Seis organizações dos direitos humanos exigiram hoje justiça contra os autores do homicídio de mais de 150 manifestantes, violações e outros crimes cometidos há 11 anos pelas forças de segurança guineenses num estádio da capital da Guiné-Conacri.
Há precisamente onze anos, a 28 de Setembro de 2009, várias centenas de membros das forças de segurança da Guiné abriram fogo sobre dezenas de milhares de pessoas reunidas pacificamente no Estádio 28 de Setembro, em Conacri, para uma marcha contra a intenção de Dadis Camara concorrer à presidência.
As forças de segurança também violaram individualmente ou em grupo mais de 100 mulheres e agrediram sexualmente algumas delas com objectos como bastões ou baionetas, durante ou pouco depois dos acontecimentos.

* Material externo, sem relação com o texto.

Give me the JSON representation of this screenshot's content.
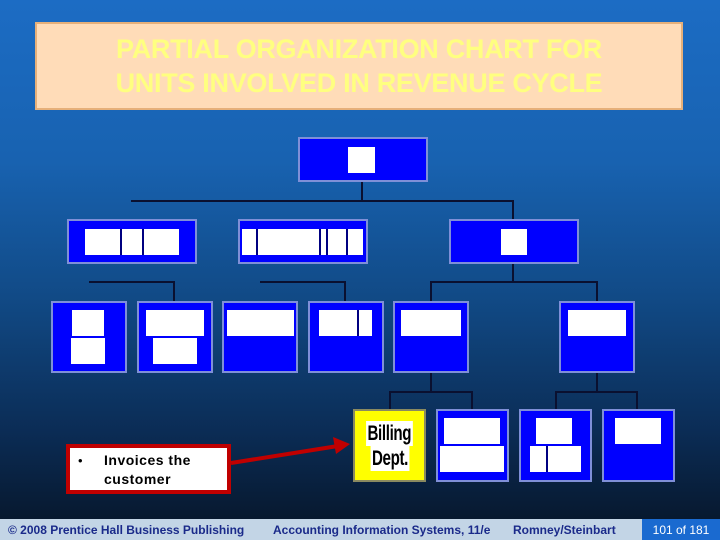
{
  "slide": {
    "title_lines": [
      "PARTIAL ORGANIZATION CHART FOR",
      "UNITS INVOLVED IN REVENUE CYCLE"
    ],
    "highlighted_unit": [
      "Billing",
      "Dept."
    ],
    "callout": {
      "bullet": "•",
      "text_lines": [
        "Invoices the",
        "customer"
      ]
    },
    "colors": {
      "background": "#1862b0",
      "node_fill": "#0000ff",
      "highlight_fill": "#ffff00",
      "title_fill": "#ffdcb8",
      "title_text": "#ffff80",
      "callout_border": "#c00000",
      "arrow": "#c00000"
    }
  },
  "footer": {
    "copyright": "© 2008 Prentice Hall Business Publishing",
    "book": "Accounting Information Systems, 11/e",
    "authors": "Romney/Steinbart",
    "page": "101 of 181"
  }
}
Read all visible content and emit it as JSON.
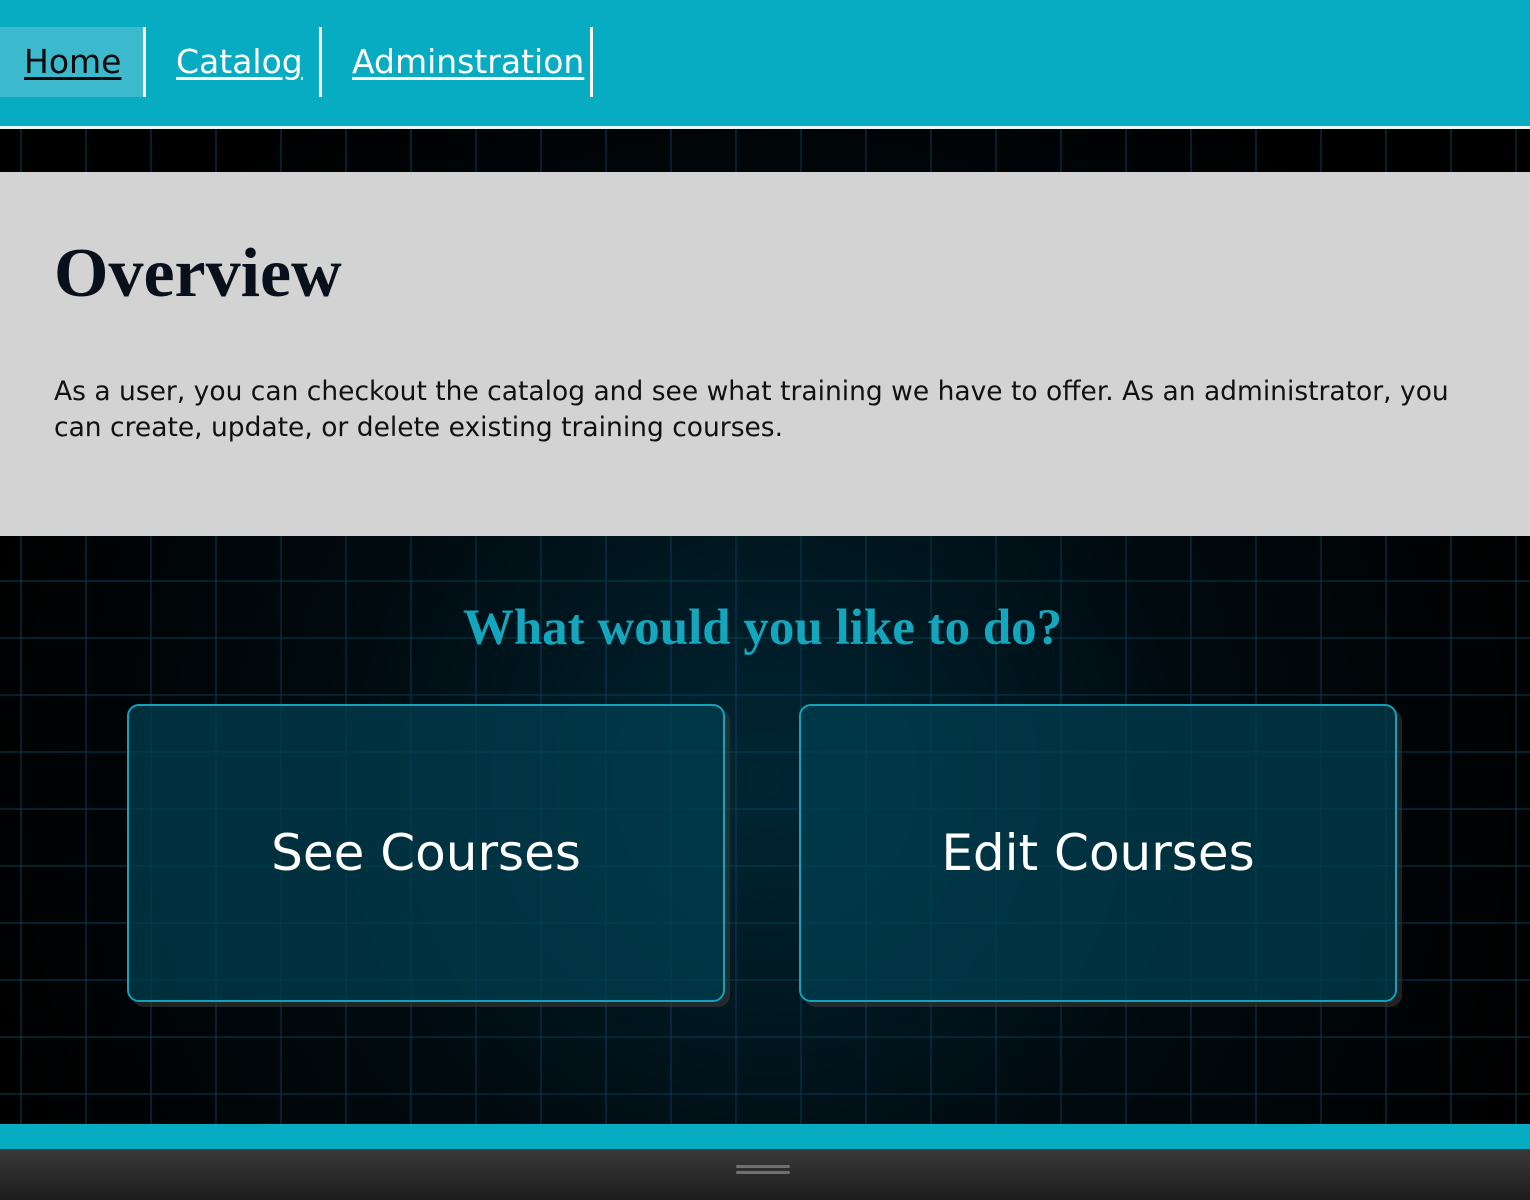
{
  "nav": {
    "items": [
      {
        "label": "Home",
        "active": true
      },
      {
        "label": "Catalog",
        "active": false
      },
      {
        "label": "Adminstration",
        "active": false
      }
    ]
  },
  "overview": {
    "title": "Overview",
    "description": "As a user, you can checkout the catalog and see what training we have to offer. As an administrator, you can create, update, or delete existing training courses."
  },
  "actions": {
    "heading": "What would you like to do?",
    "see_courses_label": "See Courses",
    "edit_courses_label": "Edit Courses"
  },
  "colors": {
    "nav_background": "#07abc2",
    "nav_active_background": "#3cb9cc",
    "overview_background": "#d3d3d3",
    "accent": "#13a6bd",
    "card_border": "#12a3bb",
    "page_background": "#000000"
  }
}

Ao todo, as forças de segurança mataram mais de 150 pessoas e feriram centenas de outras, organizando depois uma operação de encobrimento, selando todas as entradas do estádio e morgues e retirando os corpos para os enterrar em valas comuns, muitas das quais ainda não foram identificadas.
Os autores do massacre continuam sem ser julgados e as vítimas e os seus familiares exigem agora justiça, apoiados por seis organizações dos direitos humanos: A Associação de Vítimas, Parentes e Amigos de 28 de Setembro de 2009 (AVIPA), Igualdade de Direitos para Todos (MDT), a Organização Guineense de Direitos Humanos (OGDH), a Federação Internacional de Direitos Humanos, a Amnistia Internacional e a Human Rights Watch.
Estas organizações defendem que as autoridades guineenses deveriam agir imediatamente para assegurar que o julgamento dos crimes, há muito adiado, possa começar o mais cedo possível. Os parceiros internacionais e regionais da Guiné deveriam pressionar para que o julgamento se realize sem mais delongas, afirmam, lembrando que o Governo guineense e a União Europeia (UE), a França e os Estados Unidos já se comprometeram a apoiar o julgamento.
“O julgamento estava finalmente marcado para Junho, mas nada avançou”, disse o presidente da AVIPA, Asmaou Diallo, acrescentando: “A pandemia de Covid-19 pode ter criado novos desafios, mas o Governo deve assegurar que a abertura do julgamento volte ao bom caminho, para o bem das vítimas”. A investigação interna, iniciada em Fevereiro de 2010 e concluída em finais de 2017, progrediu lentamente, no meio de obstáculos políticos, financeiros e logísticos.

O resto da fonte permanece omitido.